Methods_FCT<-c("glm()","bigglm()","modelMissLogSub()")
Method_Colors<-c("grey","black","#50FF50")
Final_Logistic_Regression %>%
pivot_longer(cols = `glm()`:`modelMissLogSub()`,
names_to = "Methods",values_to = "Time") %>%
mutate(Methods=factor(Methods,levels = Methods_FCT,labels = Methods_FCT),
`N size`=factor(`N size`,levels = N_size,labels = N_size_labels),
`N and Covariate size`=paste0("N = ",`N size`,
" and \nNumber of Covariates ",
`Covariate size`)) %>%
mutate(`N and Covariate size`=factor(`N and Covariate size`,
levels = N_and_CS_size,
labels = N_and_CS_size)) %>%
select(`N and Covariate size`,Misspecification,Methods,Time) %>%
group_by(`N and Covariate size`,Misspecification,Methods) %>%
summarise(Mean=mean(Time),min=quantile(Time,0.05),
max=quantile(Time,0.95)) %>%
ggplot(.,aes(x=factor(Misspecification),y=Mean,color=Methods,
group=Methods))+
geom_point(position = position_dodge(width = 0.5))+
geom_line(position = position_dodge(width = 0.5))+
geom_errorbar(aes(ymin=min,ymax=max),
position = position_dodge(width = 0.5))+
facet_wrap(.~factor(`N and Covariate size`),scales = "free",
ncol=length(N_size))+
xlab("Misspecification Type")+ylab("Time in Seconds")+
scale_color_manual(values = Method_Colors)+
theme_bw()+Theme_special()+ggtitle("Logistic Regression")
## `summarise()` has grouped output by 'N and Covariate size', 'Misspecification'.
## You can override using the `.groups` argument.

Average time for functions, with 5% and 95% percentile intervals under model misspecified logistic regression.
It seems there is a significant difference between using
glm()
and bigglm()
, with the
model-misspecified subsampling function performing slower.
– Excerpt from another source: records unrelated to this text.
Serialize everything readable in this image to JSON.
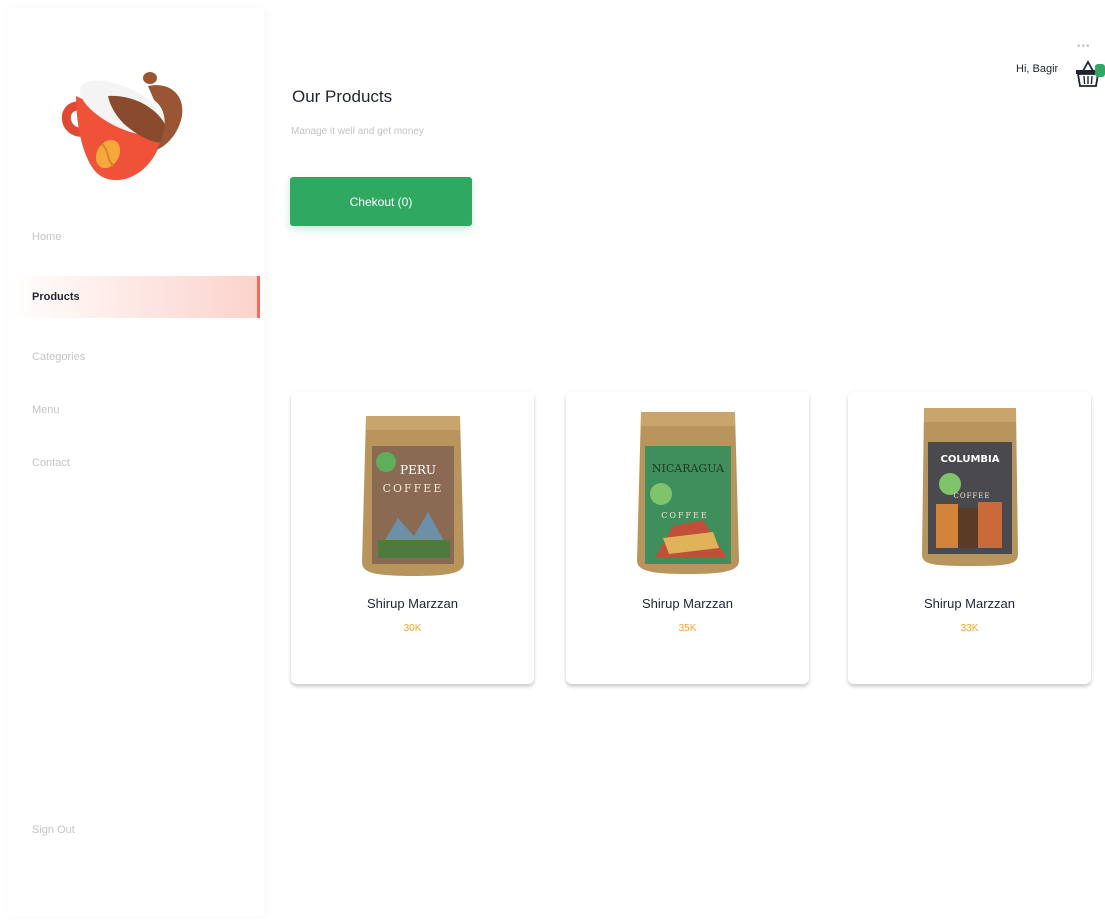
{
  "sidebar": {
    "items": [
      {
        "label": "Home",
        "active": false
      },
      {
        "label": "Products",
        "active": true
      },
      {
        "label": "Categories",
        "active": false
      },
      {
        "label": "Menu",
        "active": false
      },
      {
        "label": "Contact",
        "active": false
      }
    ],
    "signout_label": "Sign Out"
  },
  "header": {
    "title": "Our Products",
    "subtitle": "Manage it well and get money",
    "checkout_label": "Chekout (0)",
    "greeting": "Hi, Bagir",
    "more_dots": "•••"
  },
  "products": [
    {
      "name": "Shirup Marzzan",
      "price": "30K",
      "pack_label": "PERU",
      "pack_sub": "COFFEE",
      "pack_color": "#8a6a52"
    },
    {
      "name": "Shirup Marzzan",
      "price": "35K",
      "pack_label": "NICARAGUA",
      "pack_sub": "COFFEE",
      "pack_color": "#3f8f5c"
    },
    {
      "name": "Shirup Marzzan",
      "price": "33K",
      "pack_label": "COLUMBIA",
      "pack_sub": "COFFEE",
      "pack_color": "#4a4a4e"
    }
  ],
  "colors": {
    "accent": "#2fa862",
    "active_indicator": "#f26b5b",
    "price": "#f2a530",
    "text_dark": "#1f2430",
    "text_muted": "#c4c4c4"
  }
}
This
performance gap increases as the size of the big data and the number of
covariates grow irrespective of the misspecification type. As in model
misspecified subsampling under linear regression the bottleneck occurs
with calculating the reduction of loss for all data points of the big
data.
Poisson Regression
For Poisson regression, the function modelMissPoiSub()
was compared against glm()
and bigglm()
.
Methods_FCT<-c("glm()","bigglm()","modelMissPoiSub()")
Method_Colors<-c("grey","black","#50FF50")
Final_Poisson_Regression %>%
pivot_longer(cols = `glm()`:`modelMissPoiSub()`,
names_to = "Methods",values_to = "Time") %>%
mutate(Methods=factor(Methods,levels = Methods_FCT,labels = Methods_FCT),
`N size`=factor(`N size`,levels = N_size,labels = N_size_labels),
`N and Covariate size`=paste0("N = ",`N size`,
" and \nNumber of Covariates ",
`Covariate size`)) %>%
mutate(`N and Covariate size`=factor(`N and Covariate size`,
levels = N_and_CS_size,
labels = N_and_CS_size)) %>%
select(`N and Covariate size`,Misspecification,Methods,Time) %>%
group_by(`N and Covariate size`,Misspecification,Methods) %>%
summarise(Mean=mean(Time),min=quantile(Time,0.05),
max=quantile(Time,0.95)) %>%
ggplot(.,aes(x=factor(Misspecification),y=Mean,color=Methods,
group=Methods))+
geom_point(position = position_dodge(width = 0.5))+
geom_line(position = position_dodge(width = 0.5))+
geom_errorbar(aes(ymin=min,ymax=max),
position = position_dodge(width = 0.5))+
facet_wrap(.~factor(`N and Covariate size`),scales = "free",
ncol=length(N_size))+
xlab("Misspecification Type")+ylab("Time in Seconds")+
scale_color_manual(values = Method_Colors)+
theme_bw()+Theme_special()+ggtitle("Poisson Regression")
## `summarise()` has grouped output by 'N and Covariate size', 'Misspecification'.
## You can override using the `.groups` argument.

Average time for functions, with 5% and 95% percentile intervals under model misspecified Poisson regression.
Similar to logistic regression, the model misspecified subsampling
function performs slower than the glm()
and
bigglm()
functions.
In summary, the model misspecified subsampling functions available in this R package are limited in computation time as the reduction of loss is calculated for all data points. A potential solution would be to obtain this calculation for a proportion of the big data and continue the subsampling.